You get them in research institutes, tucked away in small caves, perched atop spanking-new urban developments. Clamber up Mount Fuji and one is waiting there at the summit. Aside from desperately keen Shintoi aficionados, few people would complain that Japan suffers any dearth of shrines. While Shinto shrines can often be interesting, atmospheric spots, they tend not to be regarded as actual destinations in themselves.

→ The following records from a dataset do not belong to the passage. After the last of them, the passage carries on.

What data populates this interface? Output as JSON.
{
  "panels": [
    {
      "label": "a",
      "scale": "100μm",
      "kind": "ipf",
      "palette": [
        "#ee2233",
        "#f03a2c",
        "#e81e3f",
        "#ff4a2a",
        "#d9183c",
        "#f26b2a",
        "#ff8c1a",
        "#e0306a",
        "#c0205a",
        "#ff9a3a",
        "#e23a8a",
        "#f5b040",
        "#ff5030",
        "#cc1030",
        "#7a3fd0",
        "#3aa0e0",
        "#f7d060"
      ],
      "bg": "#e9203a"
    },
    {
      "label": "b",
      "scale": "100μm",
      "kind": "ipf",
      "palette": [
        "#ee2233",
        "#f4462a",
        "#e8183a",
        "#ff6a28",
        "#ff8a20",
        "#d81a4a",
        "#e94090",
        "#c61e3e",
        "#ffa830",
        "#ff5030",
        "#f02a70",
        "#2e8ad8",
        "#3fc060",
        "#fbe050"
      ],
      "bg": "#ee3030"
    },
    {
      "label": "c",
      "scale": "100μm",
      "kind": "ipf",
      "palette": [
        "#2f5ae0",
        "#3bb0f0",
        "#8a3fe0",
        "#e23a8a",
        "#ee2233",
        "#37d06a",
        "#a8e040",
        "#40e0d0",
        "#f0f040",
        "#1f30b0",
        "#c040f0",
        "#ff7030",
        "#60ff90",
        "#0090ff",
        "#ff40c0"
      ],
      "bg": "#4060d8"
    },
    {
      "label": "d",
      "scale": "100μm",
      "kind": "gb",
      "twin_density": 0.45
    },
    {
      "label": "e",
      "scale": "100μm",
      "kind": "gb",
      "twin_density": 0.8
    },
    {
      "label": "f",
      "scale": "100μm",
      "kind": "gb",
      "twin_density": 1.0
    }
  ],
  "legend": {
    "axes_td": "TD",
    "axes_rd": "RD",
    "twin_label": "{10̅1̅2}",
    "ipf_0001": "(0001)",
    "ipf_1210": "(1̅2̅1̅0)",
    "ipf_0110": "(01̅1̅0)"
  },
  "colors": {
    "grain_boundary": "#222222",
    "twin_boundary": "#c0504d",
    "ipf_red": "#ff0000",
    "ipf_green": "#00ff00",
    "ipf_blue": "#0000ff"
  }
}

Notable exceptions to this would be the grand shrine of Ise, Shinto's holiest spot, and Itsukushima Shrine near Hiroshima, which with its famed torii standing out in the bay is probably Japan's loveliest shrine. Another place that is definitely worth a long trek just for the shrine alone is Izumo Taisha. Located 40 km west of Matsue in Shimane Prefecture in western Honshu, the shrine of Izumo Taisha is one of the country's most venerated. It is also one of the oldest and, with a height of 24 meters, the tallest Shinto place of worship.

Grand though the structure is today, the present shrine is, in fact, nothing like the size it once was. On the main pine-flanked approach road leading to Izumo Taisha stands the excessively named Exhibit Hall for the Miniature of Ancient Izumo Grand Shrine, within which stands a one-tenth scale model of the shrine as it was between around the years 900 to 1270.